What people type on Google when looking for money managers

Recently, I've been doing some work around how Wealth Management firms can position themselves for success on LLMs and noticing, among other takeaways, that people are definitely going online to find help. 

In Canada, nearly 10,000 people are searching for "financial advisor" every single month. Another 390 are specifically asking Google "how to choose a financial advisor."

If you lead strategy for an investment firm (or even if you are a curious PM, IA, or FA), here is a quick look at the data and what it means—especially as search behavior evolves with AI.

 


 

Broad terms don't work
Terms like "wealth management" and "financial advisor" get massive volume, but the keyword difficulty (KD%) is deep red. Trying to rank here means fighting major banks for visibility. Even if you win, you’re mostly capturing unqualified retail inquiries, rather than your target clients.

(Pro Tip: To enlarge these images, right click on them and open them on a new tab)

(A quick guide to reading the data above:)

  • Volume: The estimated number of times people search for this exact phrase on Google every month.

  • KD % (Keyword Difficulty): A score from 0 to 100 showing how hard it is to rank on the first page organically (by publishing content that targets that keyword). Red means highly competitive.

  • CPC (USD): Cost Per Click. The estimated spend of advertisers who pay Google to show up at the top when people search this keyword.

Firms are bidding on the wrong terms

Firms are paying top dollar (sometimes $8.50+ per click) for phrases like "financial advisor for business owners," but the organic search volume is practically zero. This might be because high-net-worth clients don't search this way. Instead, they search for solutions to complex problems (e.g., "tax implications of selling a private corporation"). 

Specific titles attract better prospects
"Portfolio manager Canada" only gets 140 searches, but the difficulty drops to a green 10. Because it’s a specific designation, people searching for it usually understand the industry and want discretionary management. Optimizing for this title filters for higher intent with a fraction of the competition.

 

Leveraging this for your content strategy

Here are three practical ways to use this data, especially as SEO evolves into AEO (Answer Engine Optimization)

1. Target your client's problems, not their labels Broad industry terms ("wealth management") are heavily saturated by major banks, and prospects rarely search using demographic labels ("advisor for business owners"). Instead of optimizing your site for who you want to reach, optimize for the specific, complex questions they are trying to solve (e.g., "tax implications of selling a private corporation in Canada"). This naturally bypasses the big banks and attracts high-intent traffic. This is becoming increasingly important as people switch their searches to LLMs.

2. Lean into your specific fiduciary designations While general terms like "financial advisor" are a trap, specific regulated titles are a hidden advantage. Optimizing for terms like "Portfolio Manager" allows you to capture a sophisticated audience that actively understands the difference between retail advice and discretionary management, all with a fraction of the SEO competition.

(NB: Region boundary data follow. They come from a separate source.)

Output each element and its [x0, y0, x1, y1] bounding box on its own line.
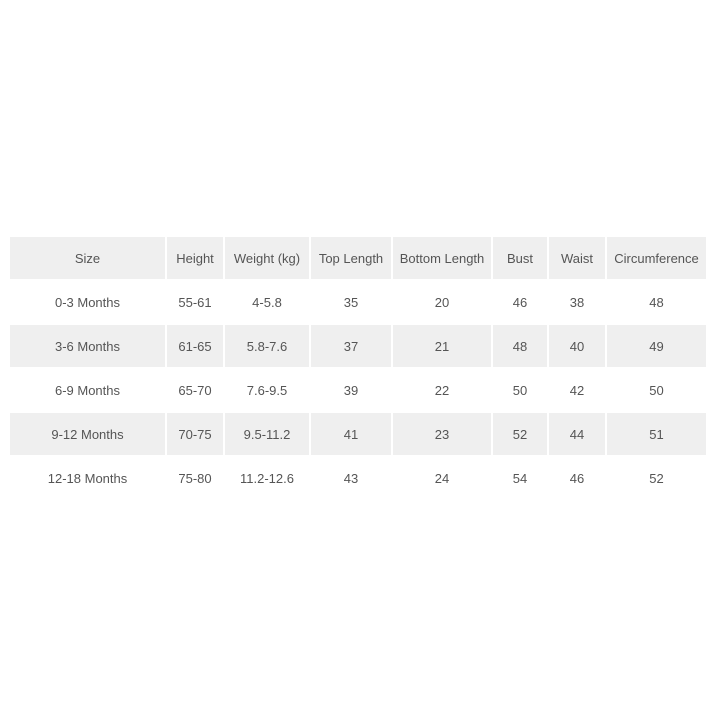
table-cell: 49: [607, 325, 706, 367]
table-cell: 3-6 Months: [10, 325, 165, 367]
table-cell: 54: [493, 457, 547, 499]
table-cell: 0-3 Months: [10, 281, 165, 323]
table-cell: 51: [607, 413, 706, 455]
table-cell: 65-70: [167, 369, 223, 411]
table-cell: 75-80: [167, 457, 223, 499]
table-cell: 38: [549, 281, 605, 323]
header-cell: Size: [10, 237, 165, 279]
table-cell: 52: [607, 457, 706, 499]
table-cell: 9-12 Months: [10, 413, 165, 455]
header-cell: Weight (kg): [225, 237, 309, 279]
table-cell: 48: [493, 325, 547, 367]
table-cell: 12-18 Months: [10, 457, 165, 499]
table-row: 3-6 Months 61-65 5.8-7.6 37 21 48 40 49: [10, 325, 706, 367]
table-cell: 9.5-11.2: [225, 413, 309, 455]
table-cell: 4-5.8: [225, 281, 309, 323]
table-cell: 11.2-12.6: [225, 457, 309, 499]
table-cell: 48: [607, 281, 706, 323]
table-body: 0-3 Months 55-61 4-5.8 35 20 46 38 48 3-6 Months…: [10, 281, 706, 499]
table-row: 9-12 Months 70-75 9.5-11.2 41 23 52 44 51: [10, 413, 706, 455]
table-row: 0-3 Months 55-61 4-5.8 35 20 46 38 48: [10, 281, 706, 323]
table-cell: 55-61: [167, 281, 223, 323]
table-cell: 44: [549, 413, 605, 455]
table-cell: 35: [311, 281, 391, 323]
table-cell: 23: [393, 413, 491, 455]
table-cell: 41: [311, 413, 391, 455]
table-cell: 61-65: [167, 325, 223, 367]
table-cell: 42: [549, 369, 605, 411]
table-row: 12-18 Months 75-80 11.2-12.6 43 24 54 46 52: [10, 457, 706, 499]
header-cell: Height: [167, 237, 223, 279]
table-cell: 50: [607, 369, 706, 411]
table-cell: 6-9 Months: [10, 369, 165, 411]
table-cell: 39: [311, 369, 391, 411]
table-cell: 46: [549, 457, 605, 499]
table-cell: 70-75: [167, 413, 223, 455]
header-row: Size Height Weight (kg) Top Length Bottom Le…: [10, 237, 706, 279]
header-cell: Top Length: [311, 237, 391, 279]
header-cell: Bottom Length: [393, 237, 491, 279]
table-cell: 46: [493, 281, 547, 323]
table-cell: 50: [493, 369, 547, 411]
table-cell: 52: [493, 413, 547, 455]
header-cell: Bust: [493, 237, 547, 279]
table-cell: 43: [311, 457, 391, 499]
header-cell: Waist: [549, 237, 605, 279]
table-cell: 21: [393, 325, 491, 367]
header-cell: Circumference: [607, 237, 706, 279]
size-table: Size Height Weight (kg) Top Length Bottom Le…: [8, 235, 708, 501]
table-cell: 7.6-9.5: [225, 369, 309, 411]
table-cell: 5.8-7.6: [225, 325, 309, 367]
table-cell: 20: [393, 281, 491, 323]
table-cell: 37: [311, 325, 391, 367]
table-cell: 22: [393, 369, 491, 411]
table-cell: 24: [393, 457, 491, 499]
table-cell: 40: [549, 325, 605, 367]
table-row: 6-9 Months 65-70 7.6-9.5 39 22 50 42 50: [10, 369, 706, 411]
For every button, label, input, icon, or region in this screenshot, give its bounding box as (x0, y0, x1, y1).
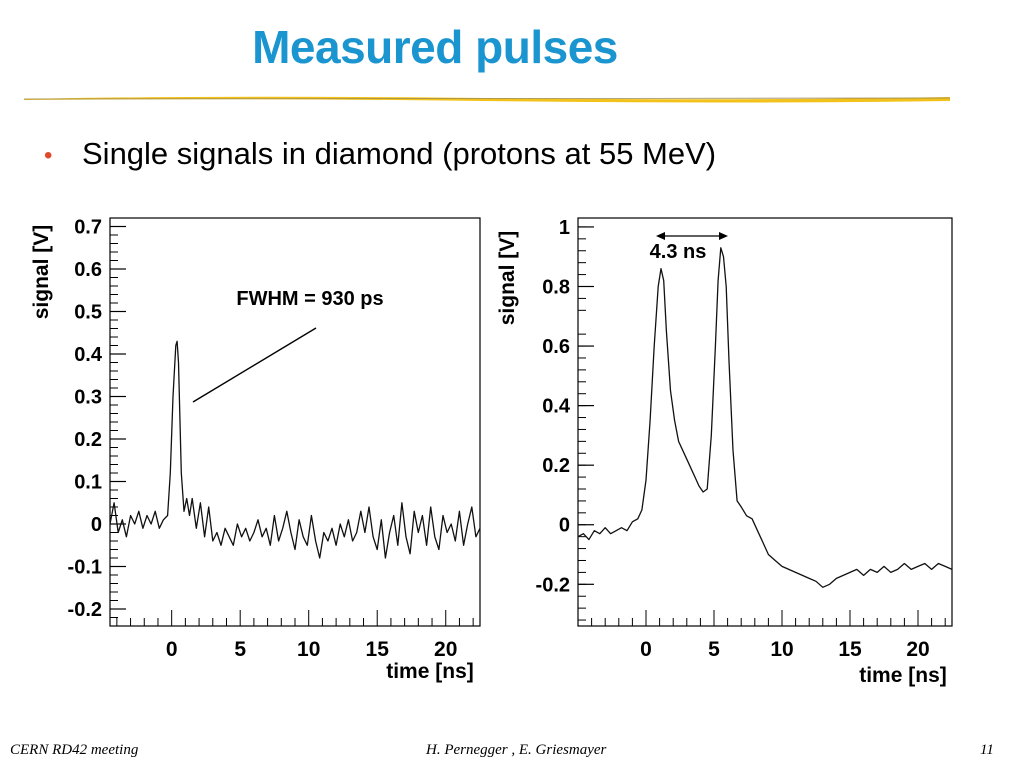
y-tick-label: 0 (559, 515, 570, 537)
y-tick-label: 0.1 (74, 472, 102, 494)
x-tick-label: 10 (770, 638, 793, 661)
arrow-head-right (719, 232, 728, 240)
chart-left: 0.7 0.6 0.5 0.4 0.3 0.2 0.1 0 -0.1 -0.2 0 5 10 15 20ti… (30, 217, 481, 683)
y-tick-label: 0.4 (542, 396, 571, 418)
y-axis-label: signal [V] (496, 231, 519, 326)
x-tick-label: 20 (906, 638, 929, 661)
footer-page-number: 11 (980, 742, 994, 758)
annotation-label: FWHM = 930 ps (236, 288, 383, 310)
plot-frame (109, 217, 481, 627)
y-tick-label: -0.2 (68, 599, 102, 621)
chart-right: 1 0.8 0.6 0.4 0.2 0 -0.2 0 5 10 15 20 time [ns] signa… (496, 217, 953, 687)
x-tick-label: 5 (708, 638, 720, 661)
bullet-dot-icon: • (44, 142, 53, 169)
x-axis-label: time [ns] (859, 664, 947, 687)
x-tick-label: 0 (640, 638, 652, 661)
y-axis-label: signal [V] (30, 225, 53, 320)
plot-frame (577, 217, 953, 627)
x-tick-label: 20 (434, 638, 457, 661)
y-tick-label: 0 (91, 514, 102, 536)
y-tick-label: 0.6 (542, 336, 570, 358)
footer-meeting: CERN RD42 meeting (10, 742, 139, 758)
x-tick-label: 10 (297, 638, 320, 661)
y-tick-label: -0.1 (68, 557, 102, 579)
signal-series-line (577, 247, 953, 588)
y-tick-label: -0.2 (536, 574, 570, 596)
bullet-text: Single signals in diamond (protons at 55… (82, 136, 717, 171)
y-tick-label: 0.3 (74, 387, 102, 409)
arrow-head-left (656, 232, 665, 240)
title-underline (24, 96, 950, 103)
slide-title: Measured pulses (252, 21, 618, 73)
footer-authors: H. Pernegger , E. Griesmayer (426, 742, 607, 758)
y-tick-label: 0.5 (74, 302, 102, 324)
y-tick-label: 0.4 (74, 344, 103, 366)
x-tick-label: 0 (166, 638, 178, 661)
y-tick-label: 0.2 (74, 429, 102, 451)
y-tick-label: 1 (559, 217, 570, 239)
x-tick-label: 15 (838, 638, 862, 661)
y-tick-label: 0.8 (542, 276, 570, 298)
y-tick-label: 0.6 (74, 259, 102, 281)
y-tick-label: 0.2 (542, 455, 570, 477)
y-tick-label: 0.7 (74, 217, 102, 239)
x-tick-label: 5 (234, 638, 246, 661)
x-tick-label: 15 (366, 638, 390, 661)
signal-series-line (109, 340, 481, 559)
annotation-label: 4.3 ns (650, 241, 707, 263)
x-axis-label: time [ns] (386, 660, 474, 683)
annotation-pointer-line (192, 327, 317, 403)
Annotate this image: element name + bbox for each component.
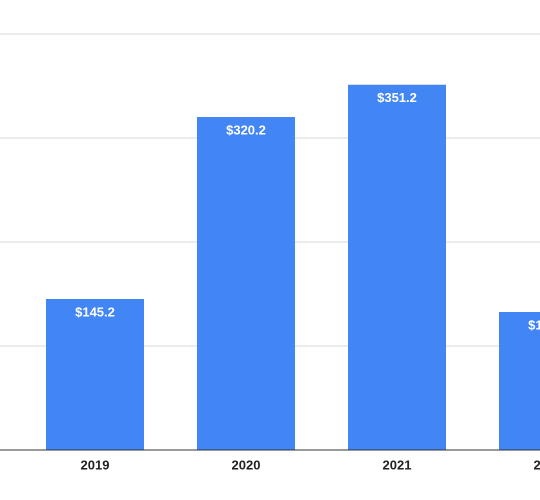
value-label: $132.7 — [528, 317, 540, 332]
x-tick-label: 2019 — [81, 457, 110, 472]
value-label: $351.2 — [377, 90, 417, 105]
value-label: $320.2 — [226, 122, 266, 137]
x-tick-label: 2020 — [232, 457, 261, 472]
bar — [499, 311, 540, 450]
x-tick-label: 2021 — [383, 457, 412, 472]
value-label: $145.2 — [75, 304, 115, 319]
bar — [197, 116, 295, 450]
x-tick-label: 2022 — [534, 457, 540, 472]
bar — [348, 84, 446, 450]
bar — [46, 298, 144, 450]
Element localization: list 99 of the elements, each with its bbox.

3. Treat traditional SEO as the foundation for AI search You should definitely want your firm to show up when prospects ask LLMs for financial guidance. However, AI engines don't just invent answers; they synthesize them by pulling from authoritative pages that already rank well in traditional search. By using keyword data to rank for specific, complex questions on Google, you are simultaneously building the exact source material that AI engines look for and cite. Traditional SEO is still a major component of a modern AI search strategy.